Giunti allo stadio, già gremito di gente e tremendamente
rumoroso, sono colpita dalla vicinanza con numerosi palazzi abitati.
Wof Wof! |
Sul terrazzo del primo piano del palazzo difronte
all’ingresso della tribuna centrale numerata, c’è un cane dallo sguardo
rassegnato. Appoggia il muso sulle zampe anteriori e sdraiato osserva il fiume
di persone che passa sotto di lui. Sembra un labrador o chissà che altro. Non
abbaia, non si lamenta, si limita ad osservare. Sono certa che se potessimo
vedere i suoi pensieri come fumetti, fuggiremmo terrorizzati in barba a
Lorenzo.
Dopo il lungo e plurivariegato biscione d’ingresso,
finalmente entriamo con la delusione negli occhi per il mancato controllo in
borsa, da parte della sicurezza.
“Ma come?! Allora il tappino l’ho portato per niente!” –
Scontatamente i miei affezionati accompagnatori godono del mio imbarazzo.

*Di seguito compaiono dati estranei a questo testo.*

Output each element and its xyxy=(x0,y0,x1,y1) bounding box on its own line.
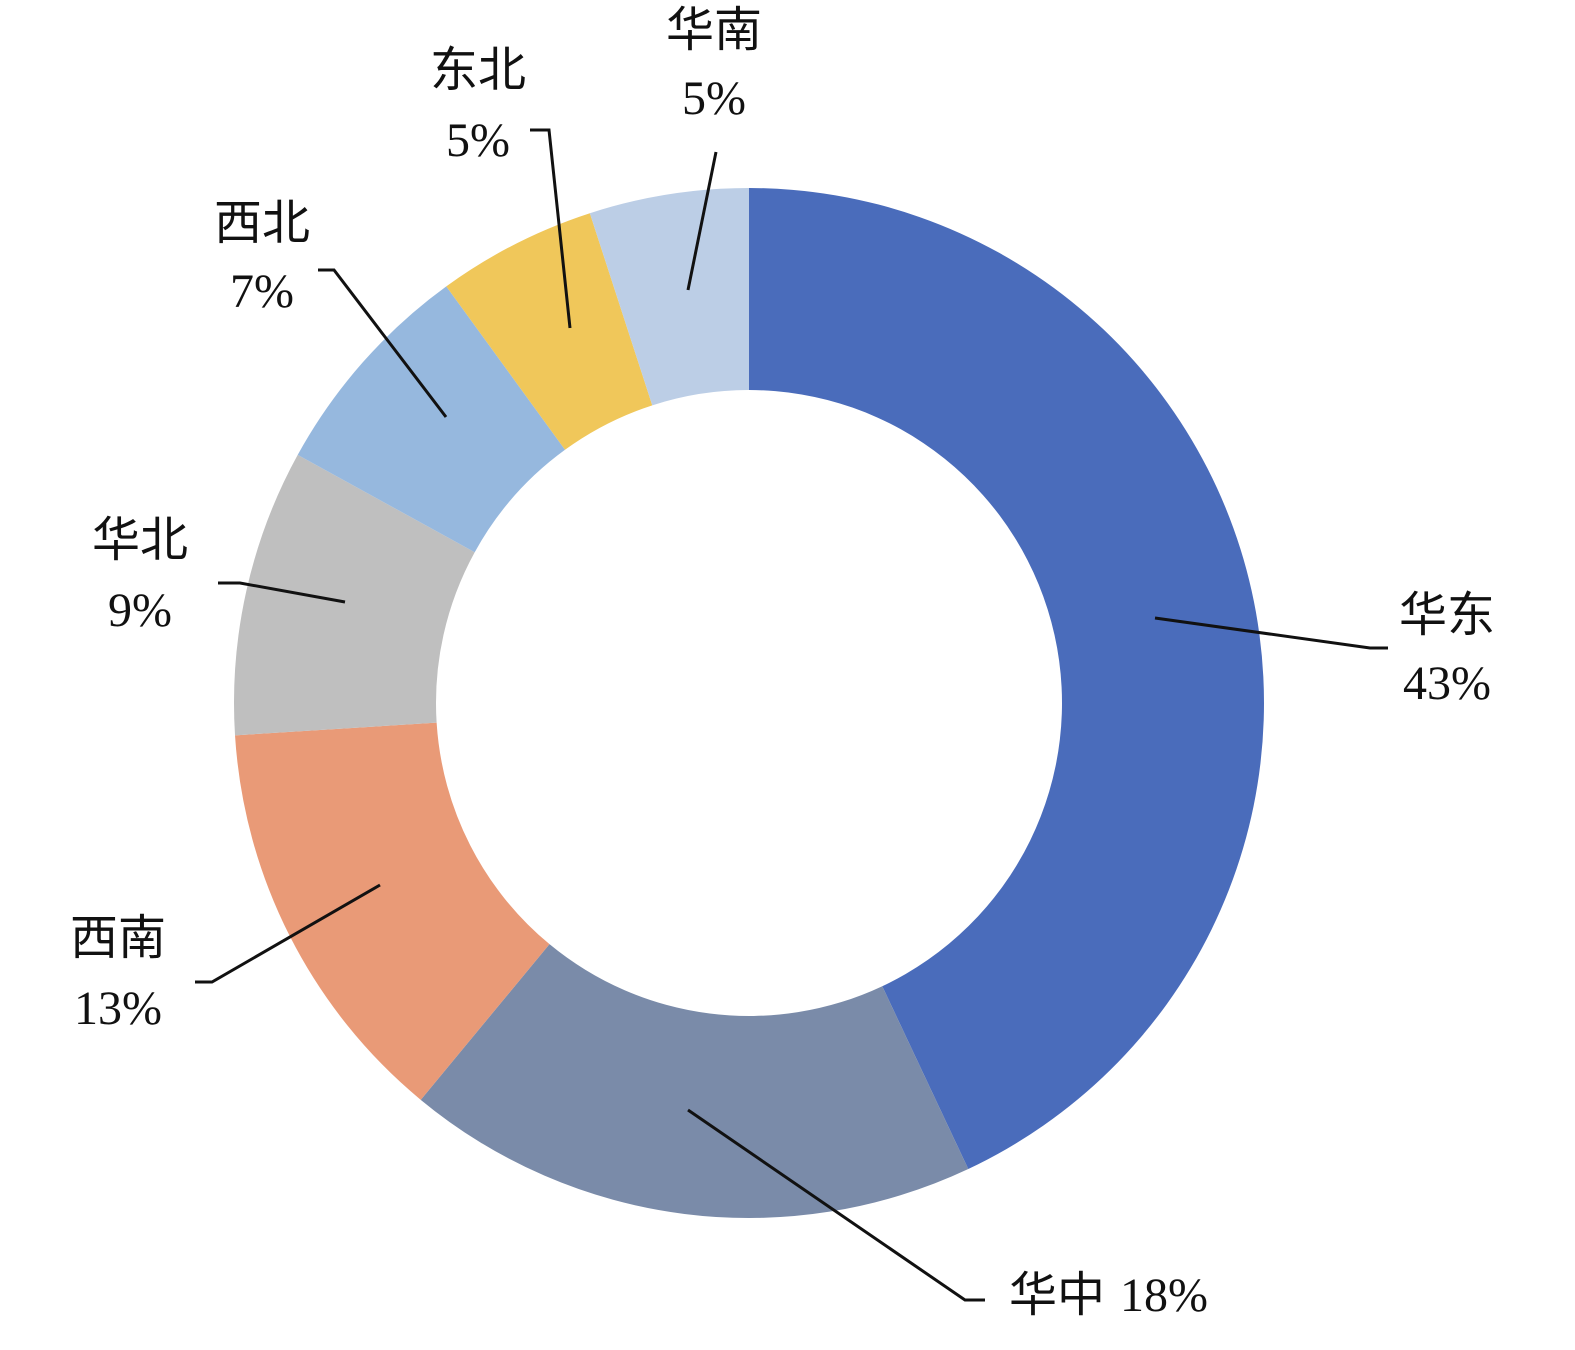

Una volta dentro lo stadio prendiamo la via per la nostra
postazione, curva fiesole non numerata. E’ alle nostre spalle. Ci giriamo e ci
rendiamo conto che pullula di migliaia di fans scatenati. Solo un triangolo
sulla sinistra è completamente vuoto, come infestato.
“Che strano!” – Penso io.
Chiediamo ad
un’addetta anch’ella sorpresa per l’inconcepibile scelta da parte di
tutta la gente salita fino ad allora, di recarsi a destra e mai a sinistra.
Eppure è un semicerchio e il palco è centrale, la visuale è la medesima. Boh!
Noi per non smentirci, andiamo a sinistra nel triangolo
vuoto. In un batter d’occhio ci seguono centinaia di persone e il triangolo si
riempie. Curioso eh!
Ora siamo circondati da strani elementi: mamme
pluriquarantenne in fuga dalla routine, genitori male assortiti con figlio
pre-adolescente al seguito e marito incredulo alla vista della moglie
scatenata, nostalgici hippies con spinello facile, coppia di paffuti ragazzi
con problemi di aerofagia, gruppo di amici con telefonino perennemente in mano
pronto a riprendere ogni esibizione, coppia di morti ovvero sono qui ma dovrei
essere all’obitorio.
Il concerto è stato esattamente come immaginavo che fosse:
lorenziano, bello, fragoroso, simpatico, allegro e commovente. Tutto e il contrario
di tutto. Sono trascorse tre ore senza che il passare del tempo mi destasse
preoccupazione.
Rientrando mi accorgo che il cane è ancora lì sul terrazzo
del primo piano, con lo stesso sguardo e probabilmente gli stessi pensieri.
Sono dispiaciuta per lui. Lo chiamo con un fischio cercando di attirare la sua
attenzione. Si gira, mi guarda come se riconoscesse in me un enorme pasto succulento. Mi risponde con un lungo caino per niente aggressivo poi si ributta
giù a terra, pesante e affaticato da tanta emozione.